Cannes est un festival international, présenté comme le second événement le plus médiatisé après les Jeux Olympiques. Les yeux du monde entier tournés vers elle, sa Palme 2023 a toutefois fait un discours à l’intérêt bien franco-français, qui a relancé pendant quelques jours les débats sur les aides versées au cinéma. Car, comme beaucoup de choses en France, le cinéma ne s’imagine pas sans subventions. Que l’automobiliste ne s’en offusque pas : il en est de même avec la voiture. Encore plus si la voiture est électrique.

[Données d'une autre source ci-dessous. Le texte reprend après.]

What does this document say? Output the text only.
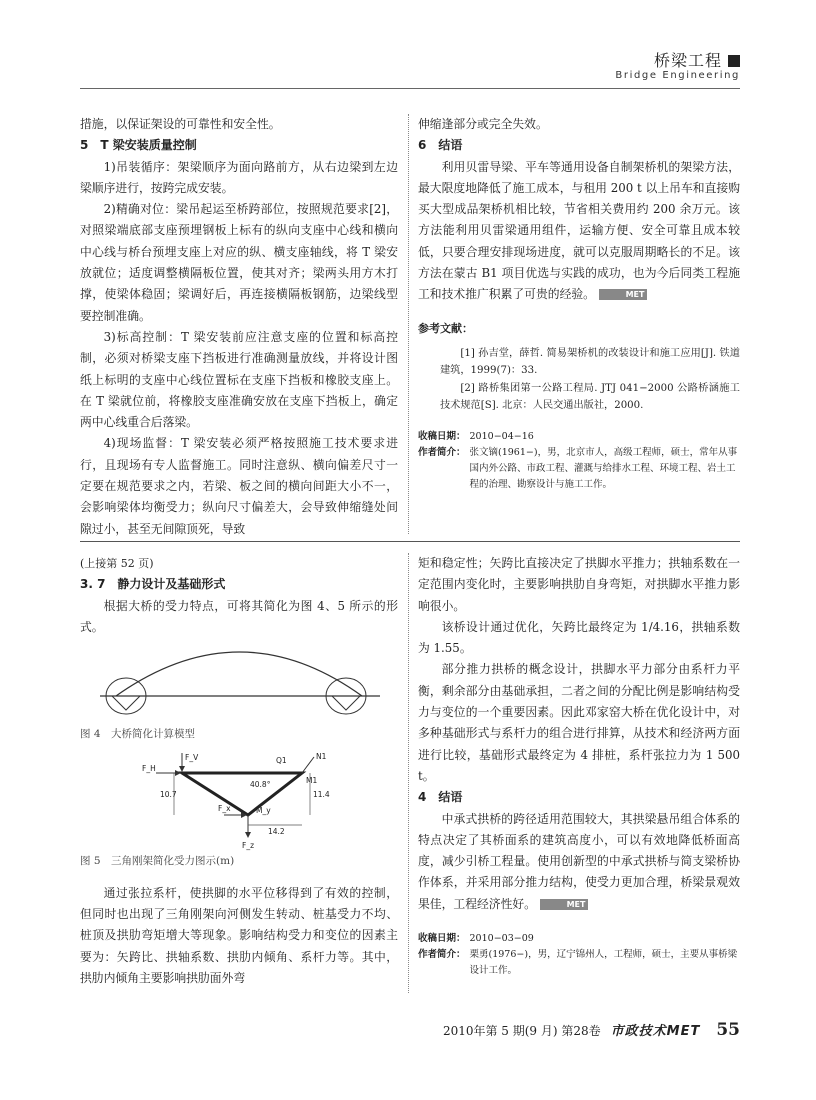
桥梁工程
Bridge Engineering

措施，以保证架设的可靠性和安全性。

5　T 梁安装质量控制

1)吊装循序：架梁顺序为面向路前方，从右边梁到左边梁顺序进行，按跨完成安装。

2)精确对位：梁吊起运至桥跨部位，按照规范要求[2]，对照梁端底部支座预埋钢板上标有的纵向支座中心线和横向中心线与桥台预埋支座上对应的纵、横支座轴线，将 T 梁安放就位；适度调整横隔板位置，使其对齐；梁两头用方木打撑，使梁体稳固；梁调好后，再连接横隔板钢筋，边梁线型要控制准确。

3)标高控制：T 梁安装前应注意支座的位置和标高控制，必须对桥梁支座下挡板进行准确测量放线，并将设计图纸上标明的支座中心线位置标在支座下挡板和橡胶支座上。在 T 梁就位前，将橡胶支座准确安放在支座下挡板上，确定两中心线重合后落梁。

4)现场监督：T 梁安装必须严格按照施工技术要求进行，且现场有专人监督施工。同时注意纵、横向偏差尺寸一定要在规范要求之内，若梁、板之间的横向间距大小不一，会影响梁体均衡受力；纵向尺寸偏差大，会导致伸缩缝处间隙过小，甚至无间隙顶死，导致

伸缩逢部分或完全失效。

6　结语

利用贝雷导梁、平车等通用设备自制架桥机的架梁方法，最大限度地降低了施工成本，与租用 200 t 以上吊车和直接购买大型成品架桥机相比较，节省相关费用约 200 余万元。该方法能利用贝雷梁通用组件，运输方便、安全可靠且成本较低，只要合理安排现场进度，就可以克服周期略长的不足。该方法在蒙古 B1 项目优选与实践的成功，也为今后同类工程施工和技术推广积累了可贵的经验。	MET

参考文献：

[1] 孙吉堂，薛哲. 简易架桥机的改装设计和施工应用[J]. 铁道建筑，1999(7)：33.

[2] 路桥集团第一公路工程局. JTJ 041−2000 公路桥涵施工技术规范[S]. 北京：人民交通出版社，2000.

收稿日期： 2010−04−16
作者简介： 张文镝(1961−)，男，北京市人，高级工程师，硕士，常年从事国内外公路、市政工程、灌溉与给排水工程、环境工程、岩土工程的治理、勘察设计与施工工作。

(上接第 52 页)

3. 7　静力设计及基础形式

根据大桥的受力特点，可将其简化为图 4、5 所示的形式。

图 4　大桥简化计算模型

F_H
F_V	Q1	N1
M1
40.8°
10.7	11.4
14.2
F_x	M_y
F_z

图 5　三角刚架简化受力图示(m)

通过张拉系杆，使拱脚的水平位移得到了有效的控制，但同时也出现了三角刚架向河侧发生转动、桩基受力不均、桩顶及拱肋弯矩增大等现象。影响结构受力和变位的因素主要为：矢跨比、拱轴系数、拱肋内倾角、系杆力等。其中，拱肋内倾角主要影响拱肋面外弯

矩和稳定性；矢跨比直接决定了拱脚水平推力；拱轴系数在一定范围内变化时，主要影响拱肋自身弯矩，对拱脚水平推力影响很小。

该桥设计通过优化，矢跨比最终定为 1/4.16，拱轴系数为 1.55。

部分推力拱桥的概念设计，拱脚水平力部分由系杆力平衡，剩余部分由基础承担，二者之间的分配比例是影响结构受力与变位的一个重要因素。因此邓家窑大桥在优化设计中，对多种基础形式与系杆力的组合进行排算，从技术和经济两方面进行比较，基础形式最终定为 4 排桩，系杆张拉力为 1 500 t。

4　结语

中承式拱桥的跨径适用范围较大，其拱梁悬吊组合体系的特点决定了其桥面系的建筑高度小，可以有效地降低桥面高度，减少引桥工程量。使用创新型的中承式拱桥与简支梁桥协作体系，并采用部分推力结构，使受力更加合理，桥梁景观效果佳，工程经济性好。	MET

收稿日期： 2010−03−09
作者简介： 栗勇(1976−)，男，辽宁锦州人，工程师，硕士，主要从事桥梁设计工作。
2010年第 5 期(9 月) 第28卷 市政技术MET 55
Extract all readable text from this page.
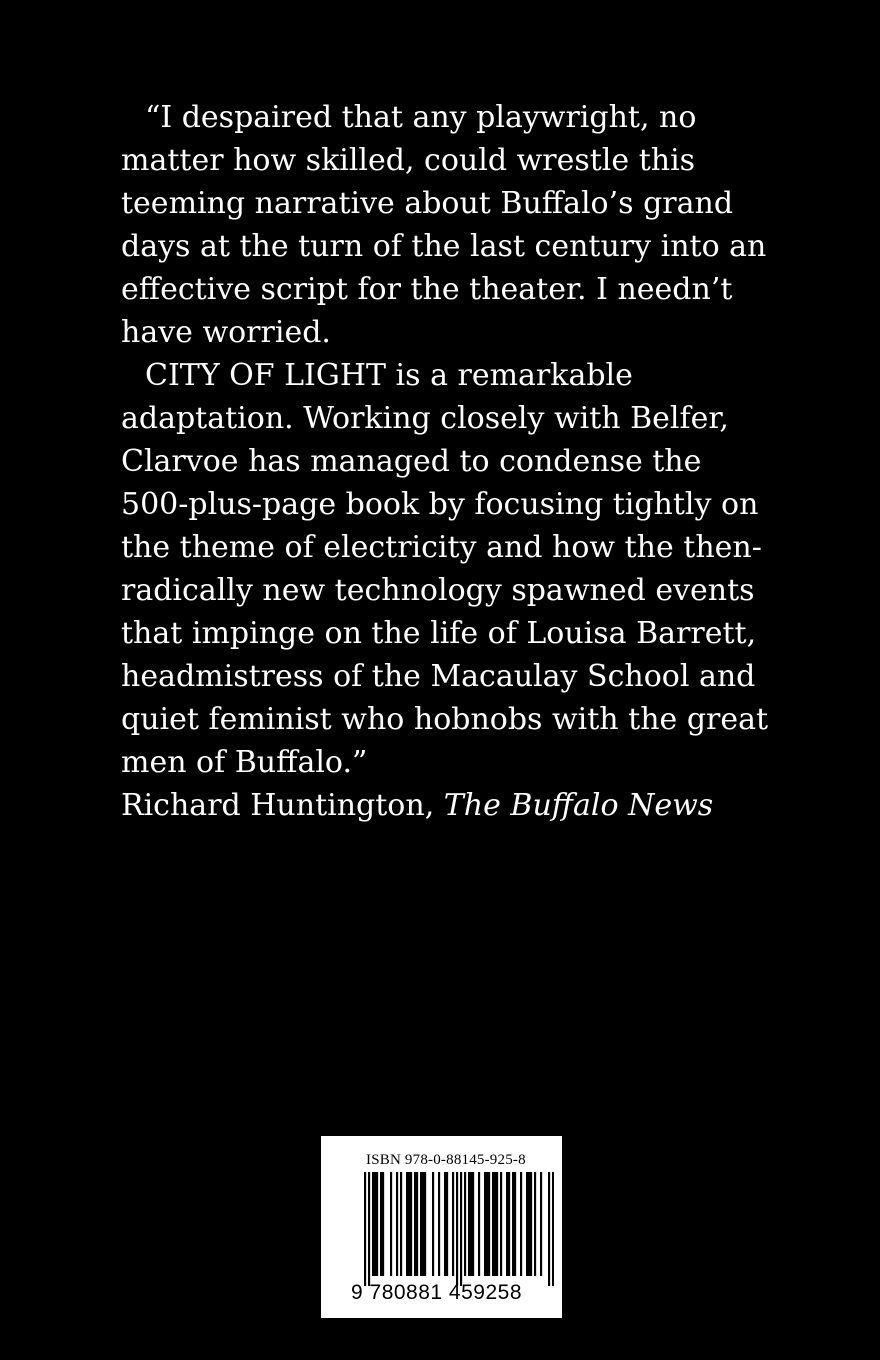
“I despaired that any playwright, no
matter how skilled, could wrestle this
teeming narrative about Buffalo’s grand
days at the turn of the last century into an
effective script for the theater. I needn’t
have worried.
CITY OF LIGHT is a remarkable
adaptation. Working closely with Belfer,
Clarvoe has managed to condense the
500-plus-page book by focusing tightly on
the theme of electricity and how the then-
radically new technology spawned events
that impinge on the life of Louisa Barrett,
headmistress of the Macaulay School and
quiet feminist who hobnobs with the great
men of Buffalo.”
Richard Huntington, The Buffalo News
ISBN 978-0-88145-925-8
9 780881 459258
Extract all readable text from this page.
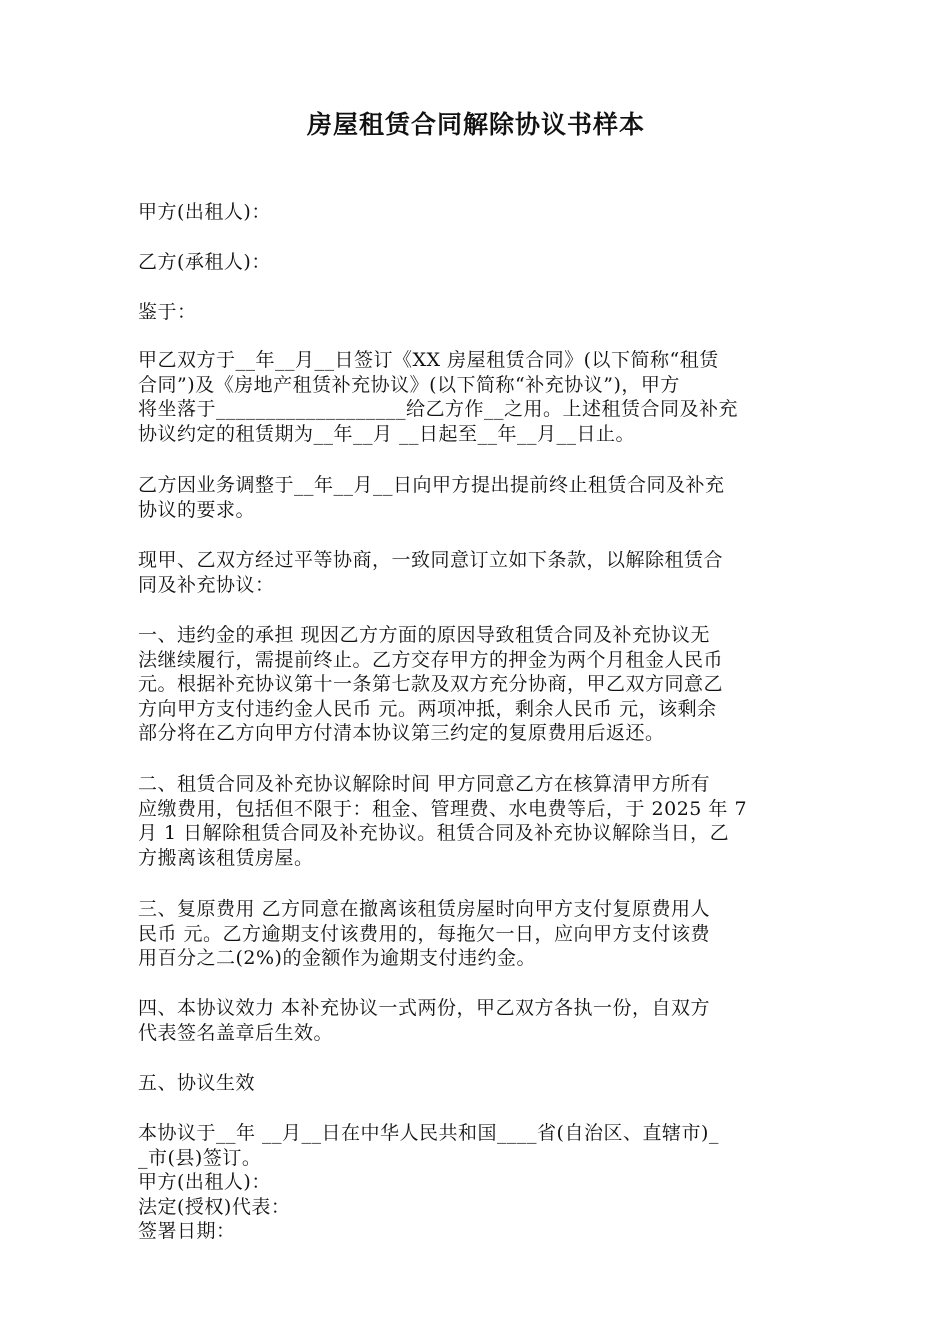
房屋租赁合同解除协议书样本
甲方(出租人)：
乙方(承租人)：
鉴于：
甲乙双方于__年__月__日签订《XX 房屋租赁合同》(以下简称“租赁
合同”)及《房地产租赁补充协议》(以下简称“补充协议”)，甲方
将坐落于___________________给乙方作__之用。上述租赁合同及补充
协议约定的租赁期为__年__月 __日起至__年__月__日止。
乙方因业务调整于__年__月__日向甲方提出提前终止租赁合同及补充
协议的要求。
现甲、乙双方经过平等协商，一致同意订立如下条款，以解除租赁合
同及补充协议：
一、违约金的承担 现因乙方方面的原因导致租赁合同及补充协议无
法继续履行，需提前终止。乙方交存甲方的押金为两个月租金人民币
元。根据补充协议第十一条第七款及双方充分协商，甲乙双方同意乙
方向甲方支付违约金人民币 元。两项冲抵，剩余人民币 元，该剩余
部分将在乙方向甲方付清本协议第三约定的复原费用后返还。
二、租赁合同及补充协议解除时间 甲方同意乙方在核算清甲方所有
应缴费用，包括但不限于：租金、管理费、水电费等后，于 2025 年 7
月 1 日解除租赁合同及补充协议。租赁合同及补充协议解除当日，乙
方搬离该租赁房屋。
三、复原费用 乙方同意在撤离该租赁房屋时向甲方支付复原费用人
民币 元。乙方逾期支付该费用的，每拖欠一日，应向甲方支付该费
用百分之二(2%)的金额作为逾期支付违约金。
四、本协议效力 本补充协议一式两份，甲乙双方各执一份，自双方
代表签名盖章后生效。
五、协议生效
本协议于__年 __月__日在中华人民共和国____省(自治区、直辖市)_
_市(县)签订。
甲方(出租人)：
法定(授权)代表：
签署日期：
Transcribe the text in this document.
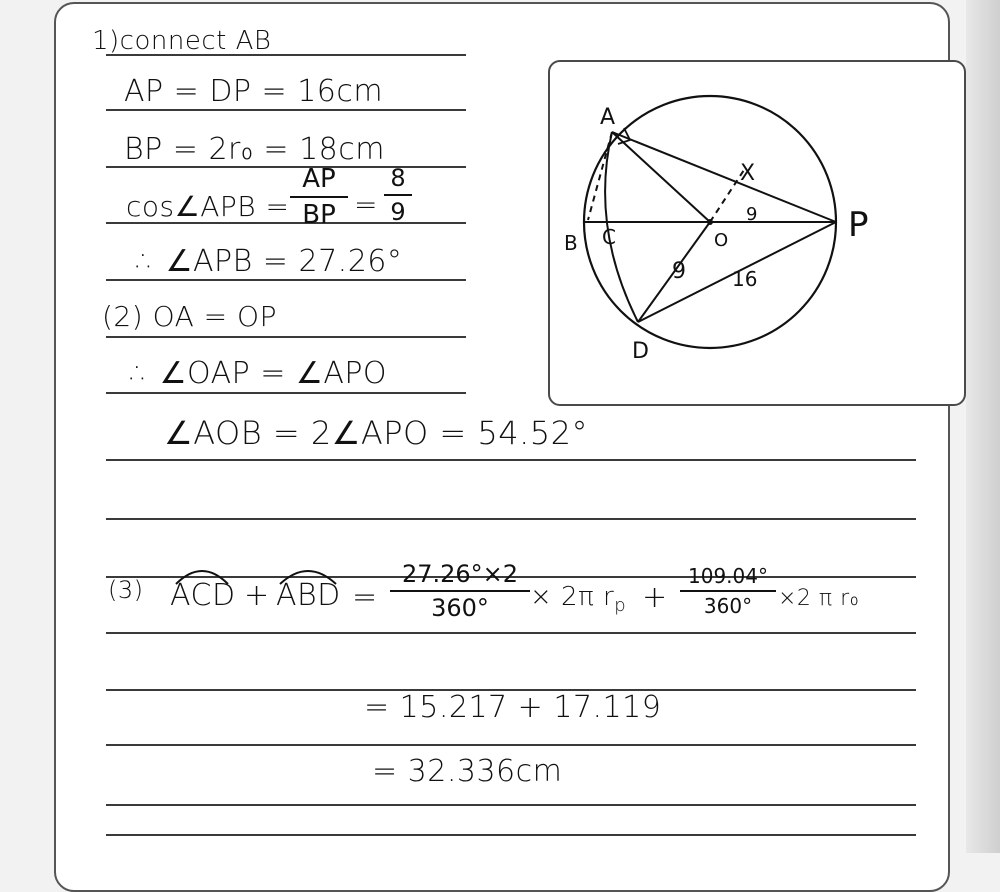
1)connect AB
AP = DP = 16cm
BP = 2r₀ = 18cm
cos∠APB =
AP
BP =
8
9
∴ ∠APB = 27.26°
(2) OA = OP
∴ ∠OAP = ∠APO
∠AOB = 2∠APO = 54.52°
(3) ACD + ABD =
27.26°×2
360°	× 2π $r_p$ +
109.04°
360°	×2 π r₀
= 15.217 + 17.119
= 32.336cm
A
B C
D
O	P
X
9
9 16
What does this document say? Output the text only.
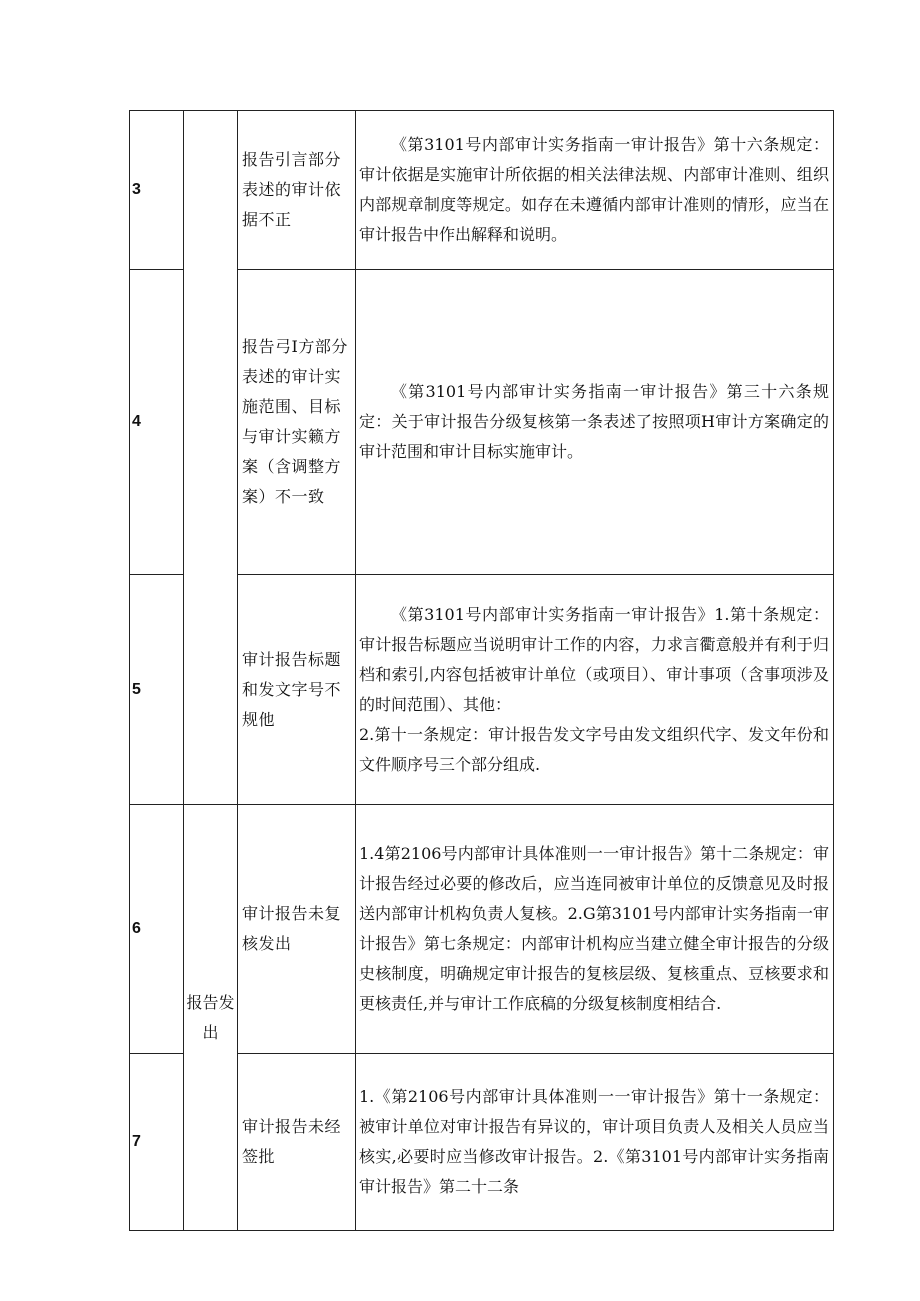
3		报告引言部分表述的审计依据不正	《第3101号内部审计实务指南一审计报告》第十六条规定：审计依据是实施审计所依据的相关法律法规、内部审计准则、组织内部规章制度等规定。如存在未遵循内部审计准则的情形，应当在审计报告中作出解释和说明。
4		报告弓I方部分表述的审计实施范围、目标与审计实籁方案（含调整方案）不一致	《第3101号内部审计实务指南一审计报告》第三十六条规定：关于审计报告分级复核第一条表述了按照项H审计方案确定的审计范围和审计目标实施审计。
5		审计报告标题和发文字号不规他	《第3101号内部审计实务指南一审计报告》1.第十条规定：审计报告标题应当说明审计工作的内容，力求言衢意般并有利于归档和索引,内容包括被审计单位（或项目）、审计事项（含事项涉及的时间范围）、其他：
2.第十一条规定：审计报告发文字号由发文组织代字、发文年份和文件顺序号三个部分组成.

6	报告发出	审计报告未复核发出	1.4第2106号内部审计具体准则一一审计报告》第十二条规定：审计报告经过必要的修改后，应当连同被审计单位的反馈意见及时报送内部审计机构负责人复核。2.G第3101号内部审计实务指南一审计报告》第七条规定：内部审计机构应当建立健全审计报告的分级史核制度，明确规定审计报告的复核层级、复核重点、豆核要求和更核责任,并与审计工作底稿的分级复核制度相结合.
7		审计报告未经签批	1.《第2106号内部审计具体准则一一审计报告》第十一条规定：被审计单位对审计报告有异议的，审计项目负责人及相关人员应当核实,必要时应当修改审计报告。2.《第3101号内部审计实务指南审计报告》第二十二条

Les Echos en ont donné un parfait exemple cette semaine. La Peugeot e-208 va changer d’usine. Le projet est de la faire passer de Slovaquie à l’Espagne, où est assemblée sa cousine technique, l’Opel Corsa. Mais le gouvernement français négocie en ce moment une relocalisation en France. Selon nos confrères, Stellantis pourrait dire oui… si l’Etat français met la main au porte-monnaie pour régler une partie de la facture, le groupe jugeant la France moins compétitive pour l’assemblage des petits véhicules.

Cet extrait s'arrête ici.